= Assembly of the Cuban Resistance =

Cuban activist group

The Assembly of the Cuban Resistance (Asamblea de la Resistencia Cubana, abbreviated ACR) is a coalition of anti-government human rights groups inside and outside Cuba. Their members are signatories of the "Agreement for Democracy in Cuba" drafted in 1998, and "My Signature for my Dignity" in 2020. The ACR considers the Cuban government illegal, and supports free elections and the release of all political prisoners.

The ACR combines street action mobilization with high-level lobbying. It is an influential coalition internationally, among the Cuban diaspora and the island's civil society. It has launched the campaigns "All for a Free Cuba" and "Don't Aid", organized multiple protests inside and outside the island, participated in international forums, and supported the establishment of an international tribunal for the prosecution of crimes against humanity in Cuba.

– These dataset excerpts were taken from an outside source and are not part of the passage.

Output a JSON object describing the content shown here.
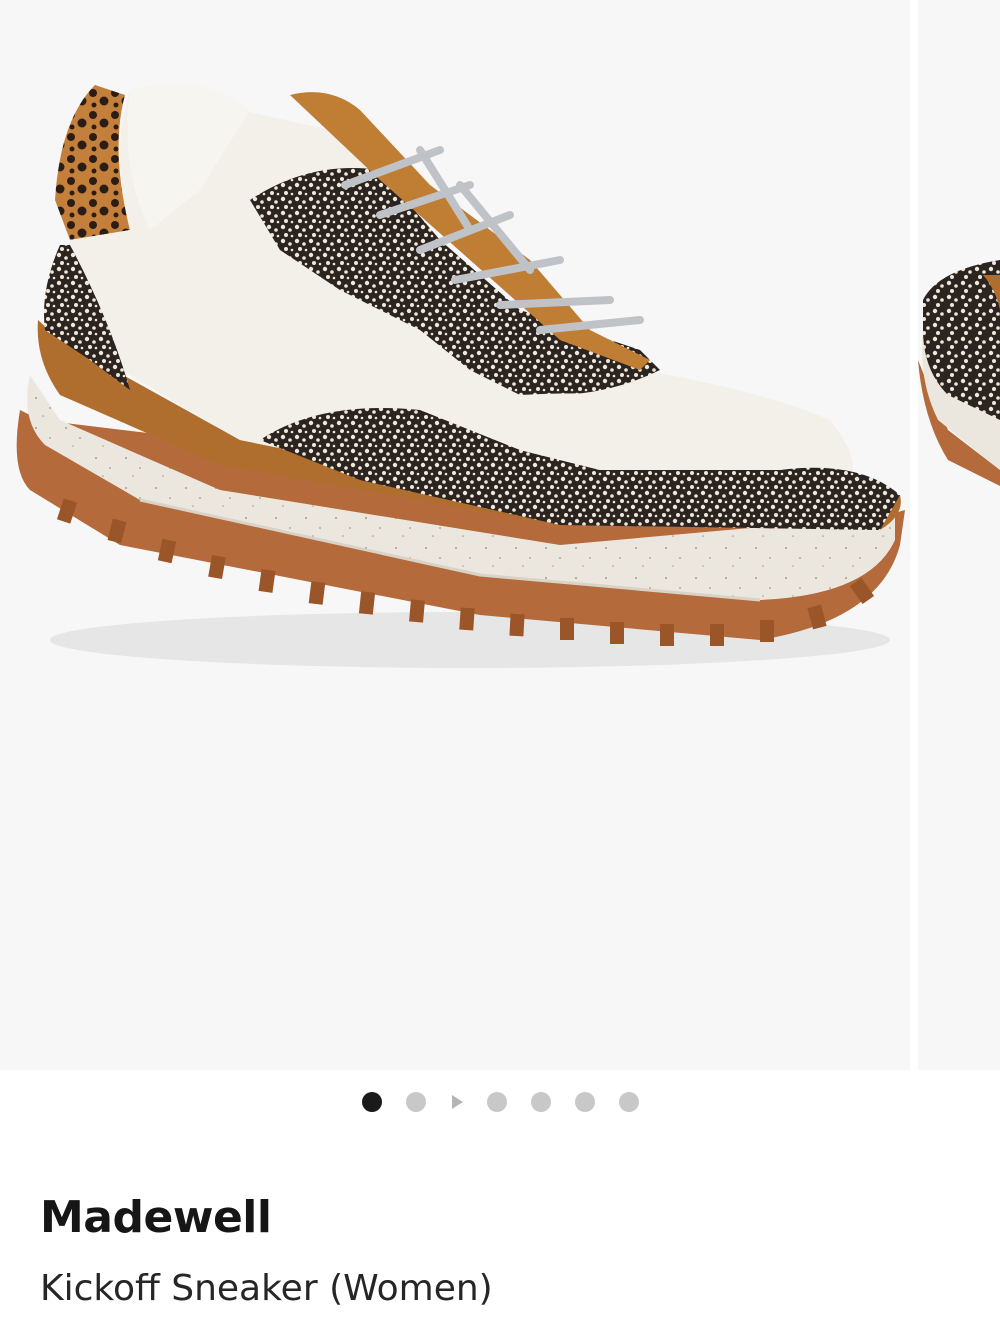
{
  "carousel": {
    "slides": [
      {
        "image": "madewell-kickoff-sneaker-side-view"
      },
      {
        "image": "madewell-kickoff-sneaker-alternate-view"
      }
    ],
    "pagination": {
      "current_page": 1,
      "items": [
        "image",
        "image",
        "video",
        "image",
        "image",
        "image",
        "image"
      ]
    }
  },
  "product": {
    "brand": "Madewell",
    "name": "Kickoff Sneaker (Women)"
  },
  "colors": {
    "background": "#ffffff",
    "image_backdrop": "#f7f7f7",
    "dot_active": "#1a1a1a",
    "dot_inactive": "#c8c8c8",
    "text_primary": "#161616"
  }
}
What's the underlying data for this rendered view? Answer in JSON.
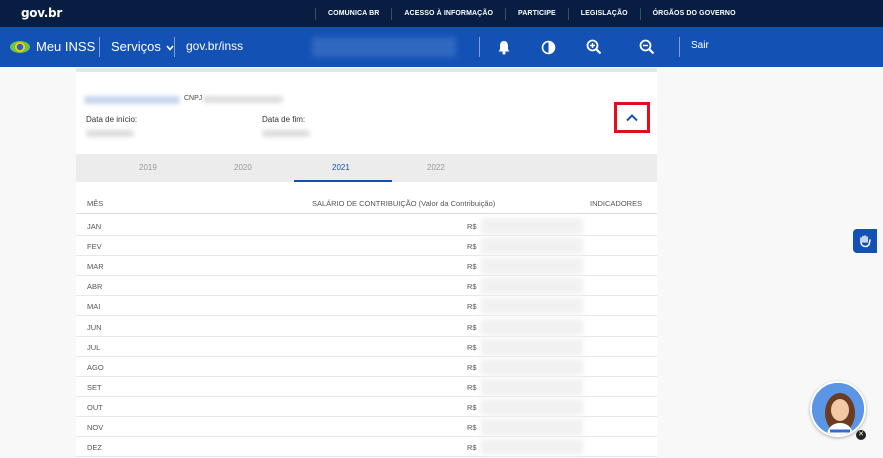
{
  "topbar": {
    "logo": "gov.br",
    "links": [
      "COMUNICA BR",
      "ACESSO À INFORMAÇÃO",
      "PARTICIPE",
      "LEGISLAÇÃO",
      "ÓRGÃOS DO GOVERNO"
    ]
  },
  "header": {
    "app_name": "Meu INSS",
    "servicos": "Serviços",
    "govbr_link": "gov.br/inss",
    "sair": "Sair",
    "icons": [
      "bell-icon",
      "contrast-icon",
      "zoom-in-icon",
      "zoom-out-icon"
    ]
  },
  "employer": {
    "cnpj_label": "CNPJ",
    "start_label": "Data de início:",
    "end_label": "Data de fim:"
  },
  "tabs": {
    "years": [
      "2019",
      "2020",
      "2021",
      "2022"
    ],
    "active": "2021"
  },
  "table": {
    "col_month": "MÊS",
    "col_salary": "SALÁRIO DE CONTRIBUIÇÃO (Valor da Contribuição)",
    "col_indicators": "INDICADORES",
    "currency": "R$",
    "months": [
      "JAN",
      "FEV",
      "MAR",
      "ABR",
      "MAI",
      "JUN",
      "JUL",
      "AGO",
      "SET",
      "OUT",
      "NOV",
      "DEZ"
    ]
  },
  "colors": {
    "topbar": "#071d41",
    "header": "#1351b4",
    "highlight": "#e20d1d"
  }
}
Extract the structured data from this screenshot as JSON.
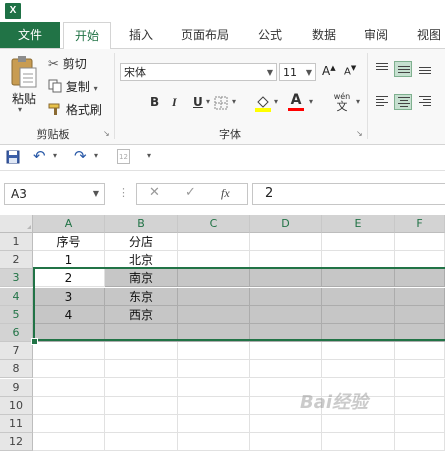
{
  "ribbon": {
    "tabs": [
      "文件",
      "开始",
      "插入",
      "页面布局",
      "公式",
      "数据",
      "审阅",
      "视图"
    ],
    "active_tab": "开始",
    "clipboard": {
      "paste": "粘贴",
      "cut": "剪切",
      "copy": "复制",
      "format_painter": "格式刷",
      "group_label": "剪贴板"
    },
    "font": {
      "name": "宋体",
      "size": "11",
      "group_label": "字体",
      "bold": "B",
      "italic": "I",
      "underline": "U",
      "phonetic": "wén"
    },
    "colors": {
      "fill": "#ffff00",
      "font": "#ff0000",
      "brand": "#217346"
    }
  },
  "formula_bar": {
    "name_box": "A3",
    "fx": "fx",
    "value": "2"
  },
  "grid": {
    "columns": [
      "A",
      "B",
      "C",
      "D",
      "E",
      "F"
    ],
    "rows": [
      "1",
      "2",
      "3",
      "4",
      "5",
      "6",
      "7",
      "8",
      "9",
      "10",
      "11",
      "12"
    ],
    "cells": {
      "A1": "序号",
      "B1": "分店",
      "A2": "1",
      "B2": "北京",
      "A3": "2",
      "B3": "南京",
      "A4": "3",
      "B4": "东京",
      "A5": "4",
      "B5": "西京"
    }
  },
  "watermark": "Bai经验"
}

The Assembly of the Cuban Resistance works closely with and coordinates with Cuban exile communities in diverse cities in the United States and abroad. In the states of New Jersey, Illinois, California, Texas, in Puerto Rico, and in the Dominican Republic.

== History ==
The ACR was founded on 18 March 2009, on the 6th anniversary of the Cuban “Black Spring” to map out a democratic transition in Cuba.

== Activities ==

=== Political influence ===
The ACR meets with political leaders and diplomats, some of the most recent meetings include (1) a roundtable on “Supporting the People of Venezuela” with President Trump on 10 June 2020; (2) a meeting with Chilean Minister of Foreign Affairs Teodoro Ribera Neumann on 6 March 2020; (3) with Taiwanese President Tsai Ing-wen on 11 October 2019; (4) with the Costa Rican Minister of Foreign Affairs Manuel E. Ventura Robles on 22 February 2019; (5) with President Bolsonaro on 20 December 2018; (6) with OAS Secretary General Luis Almagro on 21 September 2018; (7) a Summit of the Union of Latin American Political Parties (Unión de Partidos Latinoamericanos - UPLA) with Chilean President Sebastián Piñera on 7 June 2018; (8) a meeting with Governor of Florida Rick Scott on 18 May 2018; (9) with Peruvian Vice-president Mercedes Rosalba Aráoz Fernandez, (10) Peruvian Minister of Justice and Human Rights Salvador Heresi, (11) the president of the Peruvian Congress, Luis Galarreta, (12) and the U.S. Ambassador to the OAS Carlos Trujillo in April 2018; (13) and Vice-president Mike Pence on 16 June 2017.

In 2018, the ACR's “Don’t Aid” campaign, consisting of public information, advocacy in media, gathering support from local public officials, and protests, aided other public diplomacy efforts aimed at ending cruise tourism to Cuba that directly benefited the Cuban military.

In 2019, the ACR campaigned in support of efforts by members of the U.S. Congress and Administration officials to end the suspension of Title III and IV of the Helms-Burton Act, a law that, for the first time, allowed American citizens to sue companies that benefited from private properties that had been confiscated in Cuba.

On 13 April 2016, the ACR spoke before the Miami Beach Commission to oppose the establishment of a Cuban consulate in the area, which had been proposed by the Mayor of Miami Beach. The city commission voted 4–3 in favor of the Assembly and residents.

=== International ===
On 24 February 2019, the ACR invited Venezuelan and Nicaraguan exiles living in South Florida to the Congress of the Resistance.

The Assembly was one of the organizations invited to the VIII Summit of the Americas on 13 and 14 April 2018 in Lima, Peru.

=== Campaigns ===
Inside Cuba, member organizations created the “Pa la Calle” campaign that promotes protests in the streets to call for democracy and the respect of human rights. The activities include “pots and pans cacerolazo” protests, prayer chains, and protests in the streets in provinces like Villa Clara, Havana, Pinar del Rio, Holguin, Granma, Las Tunas, Cienfuegos, Camaguey, Santiago de Cuba, Matanzas, and Ciego de Avila.

In 2016, the ACR launched the “All for a Free Cuba” campaign, a plan for the "liberation, democratization, and reconstruction" of the island with the participation of Cuban activists and leaders, inside and outside Cuba. On 11 October 2016, over a thousand people gathered at the Miami Airport Hilton hotel to support the campaign.

=== Protests ===
On 30 November 2016, thousands of people participated in a protest organized by Cuban exile groups, including the ACR, after the death of Fidel Castro. It was held at the Bay of Pigs Monument in Miami.

On 26 February 2010, fifteen members of the ACR occupied the Brazilian consulate in Miami for about an hour in order to bring attention to the death of political prisoner Orlando Zapata Tamayo in a Cuban prison as Brazilian President Lula da Silva was visiting the island.

The Assembly has organized several caravans of cars in Miami: For instance, on 29 October 2018, to protest cruise tourism to the island.